Doppelherrschaft in Gdansk

■ Solidarnosc beguckt Bremer Kommunalpolitik

Eine Woche lang waren sie in der Partnerstadt Bremen. Haben mit ihren grünen GastgeberInnen die Universität und das Klärwerk Seehausen, die Gleichstellungsstelle und den Weser -Kurier, eine Tagesstätte für Behinderte und eine Umwelt -Bürgerinitiative angekuckt. Was hat den polnischen Solidarnosc-KommunalpolitikerInnen im reichen Bremen am meisten Eindruck gemacht?

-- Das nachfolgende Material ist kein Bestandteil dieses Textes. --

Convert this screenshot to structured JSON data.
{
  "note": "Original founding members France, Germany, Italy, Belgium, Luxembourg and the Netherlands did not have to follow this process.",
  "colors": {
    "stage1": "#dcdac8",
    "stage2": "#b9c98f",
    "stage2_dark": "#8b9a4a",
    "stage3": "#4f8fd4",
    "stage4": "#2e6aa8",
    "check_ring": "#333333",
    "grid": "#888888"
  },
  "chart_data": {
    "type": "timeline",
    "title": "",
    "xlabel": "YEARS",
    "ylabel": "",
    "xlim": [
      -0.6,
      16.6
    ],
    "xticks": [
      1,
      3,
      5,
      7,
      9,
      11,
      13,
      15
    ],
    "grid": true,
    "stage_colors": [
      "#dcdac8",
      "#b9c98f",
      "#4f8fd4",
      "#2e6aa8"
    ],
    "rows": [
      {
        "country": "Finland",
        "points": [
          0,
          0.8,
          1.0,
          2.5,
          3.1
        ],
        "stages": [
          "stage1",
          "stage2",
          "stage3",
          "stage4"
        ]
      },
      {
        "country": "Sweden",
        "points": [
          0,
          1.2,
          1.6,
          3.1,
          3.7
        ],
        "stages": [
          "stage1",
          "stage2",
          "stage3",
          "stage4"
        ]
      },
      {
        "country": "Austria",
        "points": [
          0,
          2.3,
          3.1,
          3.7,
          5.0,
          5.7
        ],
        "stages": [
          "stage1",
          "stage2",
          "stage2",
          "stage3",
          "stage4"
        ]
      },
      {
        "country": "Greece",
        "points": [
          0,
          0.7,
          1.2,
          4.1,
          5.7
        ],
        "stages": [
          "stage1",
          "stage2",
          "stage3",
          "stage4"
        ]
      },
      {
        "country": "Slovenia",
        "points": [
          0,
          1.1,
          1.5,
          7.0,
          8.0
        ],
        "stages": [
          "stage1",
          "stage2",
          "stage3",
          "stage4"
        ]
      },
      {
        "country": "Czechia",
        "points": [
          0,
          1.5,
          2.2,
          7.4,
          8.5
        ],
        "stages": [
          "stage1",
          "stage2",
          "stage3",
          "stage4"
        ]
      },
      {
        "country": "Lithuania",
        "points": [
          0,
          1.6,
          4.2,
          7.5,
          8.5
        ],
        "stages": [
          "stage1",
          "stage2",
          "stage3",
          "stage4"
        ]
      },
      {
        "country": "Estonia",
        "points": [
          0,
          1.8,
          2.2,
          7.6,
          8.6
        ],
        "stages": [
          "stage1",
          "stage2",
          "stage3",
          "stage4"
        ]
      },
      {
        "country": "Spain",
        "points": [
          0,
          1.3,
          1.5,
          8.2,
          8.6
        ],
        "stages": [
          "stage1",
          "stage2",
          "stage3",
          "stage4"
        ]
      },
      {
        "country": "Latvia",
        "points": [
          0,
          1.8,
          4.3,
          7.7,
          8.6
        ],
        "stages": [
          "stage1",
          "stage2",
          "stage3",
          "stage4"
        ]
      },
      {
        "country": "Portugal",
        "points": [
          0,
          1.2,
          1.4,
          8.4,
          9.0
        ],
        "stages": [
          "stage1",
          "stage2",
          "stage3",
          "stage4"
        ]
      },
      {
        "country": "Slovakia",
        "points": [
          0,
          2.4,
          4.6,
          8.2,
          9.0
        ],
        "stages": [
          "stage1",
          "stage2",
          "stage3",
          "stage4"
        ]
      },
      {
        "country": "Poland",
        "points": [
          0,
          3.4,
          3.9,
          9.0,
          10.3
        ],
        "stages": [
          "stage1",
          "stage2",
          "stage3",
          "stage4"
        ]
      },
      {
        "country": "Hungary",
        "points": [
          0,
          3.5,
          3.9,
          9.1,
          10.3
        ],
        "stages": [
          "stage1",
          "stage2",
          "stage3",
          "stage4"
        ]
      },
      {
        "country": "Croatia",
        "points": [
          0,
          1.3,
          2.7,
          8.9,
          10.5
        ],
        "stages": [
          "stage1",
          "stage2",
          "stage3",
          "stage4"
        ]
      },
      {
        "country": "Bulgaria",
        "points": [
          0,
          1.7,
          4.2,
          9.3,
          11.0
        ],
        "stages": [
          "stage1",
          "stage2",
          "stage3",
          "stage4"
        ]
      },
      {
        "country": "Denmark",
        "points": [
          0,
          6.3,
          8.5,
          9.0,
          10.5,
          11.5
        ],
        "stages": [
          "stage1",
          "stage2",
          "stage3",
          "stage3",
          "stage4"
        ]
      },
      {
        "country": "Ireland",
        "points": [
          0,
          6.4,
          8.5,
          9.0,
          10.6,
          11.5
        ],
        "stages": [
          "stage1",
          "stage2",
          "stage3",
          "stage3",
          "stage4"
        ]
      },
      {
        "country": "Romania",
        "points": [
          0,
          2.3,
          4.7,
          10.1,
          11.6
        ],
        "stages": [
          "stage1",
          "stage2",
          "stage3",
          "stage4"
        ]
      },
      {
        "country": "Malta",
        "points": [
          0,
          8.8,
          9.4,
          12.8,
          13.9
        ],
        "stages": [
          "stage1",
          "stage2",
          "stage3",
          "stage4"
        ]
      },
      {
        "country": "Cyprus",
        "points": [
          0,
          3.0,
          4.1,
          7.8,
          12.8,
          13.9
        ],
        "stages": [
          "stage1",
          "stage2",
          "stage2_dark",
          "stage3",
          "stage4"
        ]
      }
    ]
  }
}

Stanislaw Rusek überlegt nicht lange: Daß es extra Niederflurbusse für Behinderte und im Parlament einen extra behindertengerechten Sitz für den einen rollstuhlfahrenden Bürgerschaftsabgeordneten gibt. „Der Sitz für den einen Abgeordneten“, wird auch Krystyna Kodymowska in bleibender Erinnerung bleiben, sind doch in Polen behinderte Menschen in armseligen Spittälern untergebracht.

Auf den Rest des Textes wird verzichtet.